La rapidez en la respuesta de Estados Unidos, Canadá, la Unión Europea y toda clase de entidades con medios de ayuda es una muestra de solidaridad internacional que sirve para poco más que atender a las tareas más urgentes, acudir al rescate de los supervivientes que permanecen sepultados y evitar la muy previsible y temible propagación de epidemias. Pero es preciso que las autoridades haitianas entiendan que, después del armagedón que se ha desplomado sobre su país, es ineludible afrontar la reconstrucción con un espíritu auténticamente refundador.

La historia de Haití es la de una gran esperanza en el momento de la emancipación --fue el primer país del continente que alcanzó la independencia por la sublevación de los esclavos-- y un gran sufrimiento colectivo en los dos siglos siguientes. La caída de la dictadura de los Duvalier en 1986 reunió muchos de los ingredientes necesarios para redactar de nuevo la epopeya nacional desde la primera página. Pero todos los vicios del pasado, administrados por líderes iluminados o simplemente corruptos, no hicieron más que perpetuar las lacras heredadas bajo el manto equívoco de un sistema relativamente representativo, tutelado por Estados Unidos sin demasiado entusiasmo.

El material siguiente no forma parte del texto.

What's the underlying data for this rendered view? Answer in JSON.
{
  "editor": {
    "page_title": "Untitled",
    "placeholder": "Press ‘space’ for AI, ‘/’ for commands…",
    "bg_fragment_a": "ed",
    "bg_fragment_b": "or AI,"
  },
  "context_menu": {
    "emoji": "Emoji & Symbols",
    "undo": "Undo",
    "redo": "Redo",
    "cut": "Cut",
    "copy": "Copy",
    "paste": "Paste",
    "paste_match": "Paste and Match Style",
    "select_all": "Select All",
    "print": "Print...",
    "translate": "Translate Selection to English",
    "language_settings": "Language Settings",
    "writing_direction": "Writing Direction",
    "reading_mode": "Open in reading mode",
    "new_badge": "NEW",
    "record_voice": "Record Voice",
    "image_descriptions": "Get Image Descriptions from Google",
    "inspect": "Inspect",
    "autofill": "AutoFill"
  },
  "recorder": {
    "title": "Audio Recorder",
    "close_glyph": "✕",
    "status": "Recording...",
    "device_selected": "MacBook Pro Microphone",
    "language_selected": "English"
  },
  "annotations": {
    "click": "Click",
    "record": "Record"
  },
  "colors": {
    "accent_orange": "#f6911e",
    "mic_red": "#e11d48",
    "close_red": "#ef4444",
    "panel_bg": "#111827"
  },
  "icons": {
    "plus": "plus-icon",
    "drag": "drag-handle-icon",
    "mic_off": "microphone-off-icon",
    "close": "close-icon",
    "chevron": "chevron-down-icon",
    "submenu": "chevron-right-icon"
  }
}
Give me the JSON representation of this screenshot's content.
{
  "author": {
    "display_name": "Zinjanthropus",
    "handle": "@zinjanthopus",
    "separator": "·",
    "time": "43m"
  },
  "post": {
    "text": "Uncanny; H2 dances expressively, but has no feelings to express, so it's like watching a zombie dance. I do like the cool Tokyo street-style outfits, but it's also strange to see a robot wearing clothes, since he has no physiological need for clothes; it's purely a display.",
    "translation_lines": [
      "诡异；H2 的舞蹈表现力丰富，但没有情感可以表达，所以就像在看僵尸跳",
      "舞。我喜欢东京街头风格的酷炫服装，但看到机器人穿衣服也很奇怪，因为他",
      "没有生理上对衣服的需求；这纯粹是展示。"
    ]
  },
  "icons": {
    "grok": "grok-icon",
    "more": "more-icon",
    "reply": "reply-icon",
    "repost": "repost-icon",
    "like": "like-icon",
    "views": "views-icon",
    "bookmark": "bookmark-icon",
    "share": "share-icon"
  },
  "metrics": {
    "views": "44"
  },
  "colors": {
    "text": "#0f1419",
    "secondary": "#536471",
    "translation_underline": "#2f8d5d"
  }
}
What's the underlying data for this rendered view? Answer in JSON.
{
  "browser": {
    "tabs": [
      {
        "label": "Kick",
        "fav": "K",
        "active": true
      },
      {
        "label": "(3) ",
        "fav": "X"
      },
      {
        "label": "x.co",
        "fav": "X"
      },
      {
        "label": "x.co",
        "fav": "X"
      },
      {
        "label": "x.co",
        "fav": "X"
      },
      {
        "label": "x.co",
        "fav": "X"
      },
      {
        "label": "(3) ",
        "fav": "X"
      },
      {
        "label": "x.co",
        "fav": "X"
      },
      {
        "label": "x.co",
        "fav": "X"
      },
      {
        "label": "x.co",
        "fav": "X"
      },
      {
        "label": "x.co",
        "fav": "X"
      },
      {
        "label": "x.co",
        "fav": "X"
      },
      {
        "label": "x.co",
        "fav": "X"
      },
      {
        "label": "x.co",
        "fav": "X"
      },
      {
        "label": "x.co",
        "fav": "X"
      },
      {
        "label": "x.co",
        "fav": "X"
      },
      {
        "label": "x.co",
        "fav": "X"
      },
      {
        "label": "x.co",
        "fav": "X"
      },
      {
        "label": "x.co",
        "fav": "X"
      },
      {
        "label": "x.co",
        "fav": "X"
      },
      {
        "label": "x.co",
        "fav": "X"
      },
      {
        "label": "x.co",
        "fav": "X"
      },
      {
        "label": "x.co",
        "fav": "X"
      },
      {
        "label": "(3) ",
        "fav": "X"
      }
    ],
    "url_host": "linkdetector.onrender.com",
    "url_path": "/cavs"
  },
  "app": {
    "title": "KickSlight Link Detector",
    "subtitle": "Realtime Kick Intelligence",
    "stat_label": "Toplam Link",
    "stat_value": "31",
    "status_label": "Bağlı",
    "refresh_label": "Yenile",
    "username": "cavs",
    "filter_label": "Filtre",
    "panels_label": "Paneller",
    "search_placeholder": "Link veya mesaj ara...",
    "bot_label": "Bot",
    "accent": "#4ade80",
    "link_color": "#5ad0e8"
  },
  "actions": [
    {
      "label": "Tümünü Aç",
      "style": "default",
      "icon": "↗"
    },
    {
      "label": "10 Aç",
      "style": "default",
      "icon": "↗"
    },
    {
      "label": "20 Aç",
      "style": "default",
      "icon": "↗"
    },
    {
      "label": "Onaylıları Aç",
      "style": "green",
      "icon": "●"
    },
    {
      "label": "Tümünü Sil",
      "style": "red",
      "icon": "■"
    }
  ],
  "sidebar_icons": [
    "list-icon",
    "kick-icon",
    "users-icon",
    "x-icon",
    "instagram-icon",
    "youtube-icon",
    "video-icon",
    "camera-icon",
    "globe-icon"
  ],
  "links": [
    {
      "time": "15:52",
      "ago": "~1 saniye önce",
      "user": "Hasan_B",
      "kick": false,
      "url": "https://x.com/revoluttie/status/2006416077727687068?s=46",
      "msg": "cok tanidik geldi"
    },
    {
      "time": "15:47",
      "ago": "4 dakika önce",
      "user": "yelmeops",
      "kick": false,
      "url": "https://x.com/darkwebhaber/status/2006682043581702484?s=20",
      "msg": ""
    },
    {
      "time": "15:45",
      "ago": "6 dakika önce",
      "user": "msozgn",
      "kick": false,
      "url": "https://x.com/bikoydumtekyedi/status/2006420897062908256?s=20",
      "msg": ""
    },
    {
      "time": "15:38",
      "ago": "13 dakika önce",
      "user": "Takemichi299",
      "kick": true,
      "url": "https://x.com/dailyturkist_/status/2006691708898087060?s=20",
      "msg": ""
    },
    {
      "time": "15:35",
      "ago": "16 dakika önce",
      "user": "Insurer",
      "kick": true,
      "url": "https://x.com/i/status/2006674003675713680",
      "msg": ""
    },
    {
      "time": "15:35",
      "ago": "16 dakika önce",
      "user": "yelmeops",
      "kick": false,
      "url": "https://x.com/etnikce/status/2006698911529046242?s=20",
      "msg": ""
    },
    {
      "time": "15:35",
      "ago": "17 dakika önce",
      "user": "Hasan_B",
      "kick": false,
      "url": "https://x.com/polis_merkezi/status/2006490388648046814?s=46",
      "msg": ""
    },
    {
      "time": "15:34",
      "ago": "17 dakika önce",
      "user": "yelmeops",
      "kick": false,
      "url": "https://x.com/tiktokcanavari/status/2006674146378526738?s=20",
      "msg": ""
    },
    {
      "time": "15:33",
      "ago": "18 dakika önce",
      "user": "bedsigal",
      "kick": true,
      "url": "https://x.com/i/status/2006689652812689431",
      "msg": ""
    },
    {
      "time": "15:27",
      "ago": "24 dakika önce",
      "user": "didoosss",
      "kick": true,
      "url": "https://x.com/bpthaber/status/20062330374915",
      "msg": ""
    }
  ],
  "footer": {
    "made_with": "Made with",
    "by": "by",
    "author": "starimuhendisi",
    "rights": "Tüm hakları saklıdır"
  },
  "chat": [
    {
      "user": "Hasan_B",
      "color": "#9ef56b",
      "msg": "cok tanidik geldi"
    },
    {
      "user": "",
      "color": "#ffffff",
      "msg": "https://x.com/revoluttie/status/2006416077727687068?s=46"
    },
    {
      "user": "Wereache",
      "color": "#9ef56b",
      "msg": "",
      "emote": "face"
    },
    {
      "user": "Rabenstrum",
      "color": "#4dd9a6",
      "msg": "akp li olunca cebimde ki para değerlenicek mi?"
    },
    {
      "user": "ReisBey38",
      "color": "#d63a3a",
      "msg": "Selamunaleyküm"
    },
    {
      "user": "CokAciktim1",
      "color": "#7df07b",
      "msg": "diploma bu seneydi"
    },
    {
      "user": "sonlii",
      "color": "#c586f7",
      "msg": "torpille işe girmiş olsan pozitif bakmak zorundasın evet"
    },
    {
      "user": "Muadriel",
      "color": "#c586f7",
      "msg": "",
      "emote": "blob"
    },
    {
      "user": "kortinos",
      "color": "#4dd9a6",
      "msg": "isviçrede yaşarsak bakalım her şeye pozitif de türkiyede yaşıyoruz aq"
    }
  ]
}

La verdad es que es imposible separar las condiciones de vida de este reino de la pobreza lacerante de los efectos del terremoto. No hay forma de domeñar la tierra, pero en cualquier otro escenario menos abandonado a su suerte los efectos del seísmo hubiesen sido menores. No es posible prever estos cataclismos, pero si la conurbación de Puerto Príncipe no fuese, sobre todo, una enorme concentración de barrios de viviendas precarias --denominadas bidonvilles--, es razonable pensar que el impacto hubiese sido mucho menor. De forma que la tarea más importante que deben afrontar las autoridades haitianas y los países que ahora les prestan auxilio no es acudir en tropel a reparar los daños inmediatos, que en eso están, sino cambiar la faz institucional y material del país con un programa a largo plazo. De no hacerlo, Haití seguirá siendo un corcho a la deriva dejado a los caprichos del azar en medio del Caribe.